Le texte, innocent à l’origine, reprend l’expression de Benjamin Franklin, résolument optimiste et répétant au plus fort de la guerre d’Indépendance en Amérique, à qui lui demande des nouvelles : « Ça ira, ça ira. » Le mot est connu, le personnage populaire et dans l’enthousiasme des préparatifs de la fête, le peuple chante : « Ça ira, ça ira. » Le ton va bientôt changer…
« Ah ! ça ira, ça ira, ça ira,
Les aristocrates à la lanterne,
Ah ! ça ira, ça ira, ça ira,
Les aristocrates on les pendra. »1381Ah ! ça ira, couplet anonyme, sur une musique de BÉCOURT (XVIIIe siècle), chanson
Le plus célèbre « refrain de la Révolution française », né bon enfant, se durcit et se radicalise, quand une main anonyme ajoute ce couplet vengeur. Toujours sur le même air de contredanse populaire du Carillon national.

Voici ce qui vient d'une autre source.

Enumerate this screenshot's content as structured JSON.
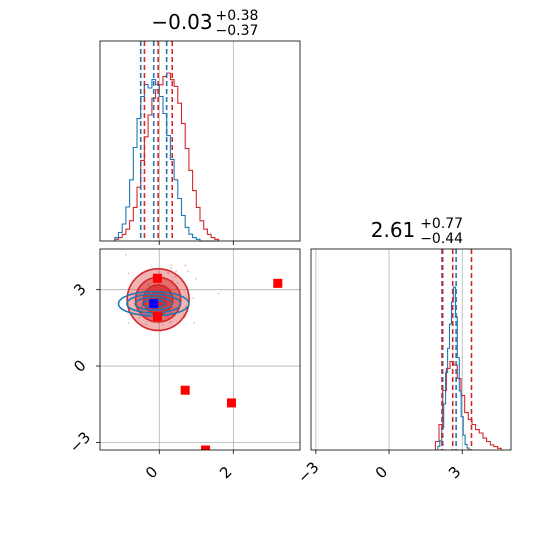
{
  "chart_data": {
    "type": "corner",
    "colors": {
      "red": "#d62728",
      "blue": "#1f77b4",
      "grid": "#b0b0b0",
      "marker_red": "#ff0000",
      "marker_blue": "#0000ff"
    },
    "panels": [
      {
        "id": "hist-param-1",
        "type": "histogram",
        "title": {
          "value": "−0.03",
          "sup": "+0.38",
          "sub": "−0.37"
        },
        "xlim": [
          -1.6,
          3.8
        ],
        "x_ticks": [
          0,
          2
        ],
        "grid": true,
        "red_quantiles": [
          -0.4,
          -0.03,
          0.35
        ],
        "blue_quantiles": [
          -0.5,
          -0.15,
          0.2
        ],
        "red_hist": {
          "start": -1.2,
          "step": 0.1,
          "heights": [
            0.01,
            0.02,
            0.04,
            0.07,
            0.12,
            0.2,
            0.32,
            0.48,
            0.62,
            0.75,
            0.85,
            0.9,
            0.93,
            0.98,
            1.0,
            0.96,
            0.92,
            0.82,
            0.7,
            0.55,
            0.42,
            0.3,
            0.2,
            0.12,
            0.07,
            0.04,
            0.02,
            0.01
          ]
        },
        "blue_hist": {
          "start": -1.2,
          "step": 0.1,
          "heights": [
            0.02,
            0.05,
            0.1,
            0.2,
            0.36,
            0.55,
            0.72,
            0.85,
            0.92,
            0.9,
            0.95,
            0.92,
            0.85,
            0.75,
            0.62,
            0.48,
            0.36,
            0.25,
            0.15,
            0.08,
            0.04,
            0.02,
            0.01,
            0,
            0,
            0,
            0,
            0
          ]
        }
      },
      {
        "id": "hist-param-2",
        "type": "histogram",
        "title": {
          "value": "2.61",
          "sup": "+0.77",
          "sub": "−0.44"
        },
        "xlim": [
          -3.2,
          5.0
        ],
        "x_ticks": [
          -3,
          0,
          3
        ],
        "x_tick_labels": [
          "−3",
          "0",
          "3"
        ],
        "grid": true,
        "red_quantiles": [
          2.17,
          2.61,
          3.38
        ],
        "blue_quantiles": [
          2.2,
          2.75
        ],
        "red_hist": {
          "start": 1.9,
          "step": 0.15,
          "heights": [
            0.05,
            0.15,
            0.35,
            0.48,
            0.52,
            0.5,
            0.42,
            0.32,
            0.22,
            0.18,
            0.15,
            0.12,
            0.1,
            0.07,
            0.05,
            0.03,
            0.02,
            0.01
          ]
        },
        "blue_hist": {
          "start": 2.0,
          "step": 0.08,
          "heights": [
            0.02,
            0.05,
            0.12,
            0.25,
            0.42,
            0.55,
            0.68,
            0.8,
            0.88,
            0.72,
            0.5,
            0.32,
            0.18,
            0.08,
            0.03,
            0.01
          ]
        }
      },
      {
        "id": "joint-2d",
        "type": "contour",
        "xlim": [
          -1.6,
          3.8
        ],
        "ylim": [
          -3.3,
          4.6
        ],
        "x_ticks": [
          0,
          2
        ],
        "y_ticks": [
          -3,
          0,
          3
        ],
        "y_tick_labels": [
          "−3",
          "0",
          "3"
        ],
        "grid": true,
        "red_center": [
          -0.03,
          2.61
        ],
        "red_sigma": [
          0.38,
          0.55
        ],
        "blue_center": [
          -0.15,
          2.45
        ],
        "blue_sigma": [
          0.5,
          0.25
        ],
        "red_markers": [
          [
            -0.05,
            3.45
          ],
          [
            3.2,
            3.25
          ],
          [
            -0.05,
            1.95
          ],
          [
            0.7,
            -0.95
          ],
          [
            1.95,
            -1.45
          ],
          [
            1.25,
            -3.3
          ]
        ],
        "blue_marker": [
          -0.15,
          2.45
        ]
      }
    ]
  }
}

« Aristocrate, te voilà donc tondu,
Le Champ de Mars te fout la pelle au cul,
Aristocrate, te voilà confondu.
J’bais’rons vos femmes, et vous serez cocus,
Aristocrates, je vous vois tous cornus. »1373Le Tombeau des aristocrates (anonyme), chanson. Histoire de France par les chansons (1982), France Vernillat, Pierre Barbier
Chanté le 14 juillet 1790 sur le Champ de Mars (avec « La Pelle au cul », version voisine), le jour même de cette fête de la réconciliation nationale. C’est un tout autre ton que le « ça ira » – lequel va connaître nombre de parodies fort dures pour les aristos. Cela montre la complexité de cette Révolution où tous les courants d’opinion se croisent. C’est aussi le parfait reflet de l’opinion publique vue par les chansons. À travers elles, toute l’histoire de France se déroule.
« Dans une révolution, le parti qui soutient les opinions modérées a plus besoin que tout autre de courage. »1376
Mme de STAËL (1766-1817), Œuvres complètes de Madame la baronne de Staël (1836)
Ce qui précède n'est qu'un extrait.